Existe una máxima que suele repetirse en los círculos del servicio público: el éxito de un secretario consiste en que su gobernador pueda dedicarse a gobernar. Parece una frase sencilla, pero encierra una enorme verdad. Cuando el Ejecutivo tiene que salir constantemente a corregir declaraciones, explicar errores ajenos o resolver conflictos que pudieron evitarse, alguien dejó de cumplir con la función para la que fue nombrado.
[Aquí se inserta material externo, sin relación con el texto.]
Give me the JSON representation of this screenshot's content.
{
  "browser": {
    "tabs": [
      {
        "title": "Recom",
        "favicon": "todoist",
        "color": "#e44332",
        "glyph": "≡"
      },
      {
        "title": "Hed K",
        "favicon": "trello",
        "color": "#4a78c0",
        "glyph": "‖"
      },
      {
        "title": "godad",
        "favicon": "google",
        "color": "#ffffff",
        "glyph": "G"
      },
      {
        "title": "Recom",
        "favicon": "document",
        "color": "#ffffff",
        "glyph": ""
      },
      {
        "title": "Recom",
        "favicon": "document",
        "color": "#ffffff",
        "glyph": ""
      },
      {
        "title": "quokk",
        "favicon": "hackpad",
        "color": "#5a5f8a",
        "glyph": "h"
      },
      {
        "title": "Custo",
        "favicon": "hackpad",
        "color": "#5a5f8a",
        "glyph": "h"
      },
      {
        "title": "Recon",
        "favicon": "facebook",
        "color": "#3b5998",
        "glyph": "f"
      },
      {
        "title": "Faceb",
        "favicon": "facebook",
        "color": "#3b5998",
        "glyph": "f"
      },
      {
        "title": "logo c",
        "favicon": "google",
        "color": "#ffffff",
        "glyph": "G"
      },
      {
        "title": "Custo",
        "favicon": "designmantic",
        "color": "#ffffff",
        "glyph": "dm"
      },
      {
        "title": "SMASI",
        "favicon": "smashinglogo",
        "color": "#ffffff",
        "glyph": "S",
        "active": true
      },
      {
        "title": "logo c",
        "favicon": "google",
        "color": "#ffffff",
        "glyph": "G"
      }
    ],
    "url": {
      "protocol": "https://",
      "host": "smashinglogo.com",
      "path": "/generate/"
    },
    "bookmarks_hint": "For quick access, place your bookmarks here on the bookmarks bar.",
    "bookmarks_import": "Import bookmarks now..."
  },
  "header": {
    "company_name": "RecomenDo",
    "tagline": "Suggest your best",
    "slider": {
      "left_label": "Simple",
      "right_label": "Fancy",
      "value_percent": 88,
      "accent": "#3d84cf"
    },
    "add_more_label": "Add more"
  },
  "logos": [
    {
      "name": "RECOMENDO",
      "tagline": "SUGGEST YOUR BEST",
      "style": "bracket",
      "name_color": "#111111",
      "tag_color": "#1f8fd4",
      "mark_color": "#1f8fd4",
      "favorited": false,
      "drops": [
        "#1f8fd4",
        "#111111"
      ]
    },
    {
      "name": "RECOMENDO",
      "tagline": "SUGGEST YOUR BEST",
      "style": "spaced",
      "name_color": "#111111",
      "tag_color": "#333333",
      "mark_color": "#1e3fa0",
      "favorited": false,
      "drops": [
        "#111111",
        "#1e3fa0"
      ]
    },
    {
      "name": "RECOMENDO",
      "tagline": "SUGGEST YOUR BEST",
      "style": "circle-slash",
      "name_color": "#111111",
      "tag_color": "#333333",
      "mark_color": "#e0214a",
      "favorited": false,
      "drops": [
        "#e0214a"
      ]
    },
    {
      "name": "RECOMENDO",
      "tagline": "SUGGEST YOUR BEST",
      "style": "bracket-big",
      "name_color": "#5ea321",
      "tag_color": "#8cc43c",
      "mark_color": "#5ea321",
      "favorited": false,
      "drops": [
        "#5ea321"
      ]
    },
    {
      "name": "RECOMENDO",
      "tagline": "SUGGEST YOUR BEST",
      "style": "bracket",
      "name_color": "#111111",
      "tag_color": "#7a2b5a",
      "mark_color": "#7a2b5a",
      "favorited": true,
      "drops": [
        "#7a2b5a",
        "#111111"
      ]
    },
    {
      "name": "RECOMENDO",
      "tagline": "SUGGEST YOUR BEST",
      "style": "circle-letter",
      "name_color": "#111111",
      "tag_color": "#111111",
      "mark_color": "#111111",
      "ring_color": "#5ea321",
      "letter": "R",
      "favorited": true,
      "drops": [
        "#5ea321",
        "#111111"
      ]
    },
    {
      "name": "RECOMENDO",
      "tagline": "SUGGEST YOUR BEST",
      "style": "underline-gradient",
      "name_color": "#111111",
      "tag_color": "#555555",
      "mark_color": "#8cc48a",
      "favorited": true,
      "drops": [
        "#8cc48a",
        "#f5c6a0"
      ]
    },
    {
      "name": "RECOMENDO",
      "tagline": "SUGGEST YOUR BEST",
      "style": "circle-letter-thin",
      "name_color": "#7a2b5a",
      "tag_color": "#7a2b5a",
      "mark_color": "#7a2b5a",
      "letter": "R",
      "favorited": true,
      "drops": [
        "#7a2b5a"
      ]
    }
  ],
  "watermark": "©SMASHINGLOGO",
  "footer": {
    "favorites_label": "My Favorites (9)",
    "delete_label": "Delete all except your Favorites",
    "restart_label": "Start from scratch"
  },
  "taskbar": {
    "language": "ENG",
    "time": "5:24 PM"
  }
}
Los ciudadanos, al final, no distinguen entre el error de un secretario y el del gobierno. Tampoco separan responsabilidades cuando una administración transmite desorden o falta de coordinación. La factura siempre llega a la misma oficina y termina recayendo sobre la misma persona.
Por ello insisto, en que hay una gran diferencia entre ejercer el poder en solitario y terminar gobernando solo. La primera es inevitable. La segunda, casi siempre es evitable.
Y cuando la soledad del poder deja de ser una condición del cargo para convertirse en consecuencia de un gabinete distraído, desarticulado o demasiado ocupado en sus propias aspiraciones, el verdadero riesgo ya no es para quien gobierna.
Es para los ciudadanos que esperan que alguien, en lugar de pensar en la siguiente posición, siga concentrado en cumplir con la responsabilidad que hoy tiene entre las manos.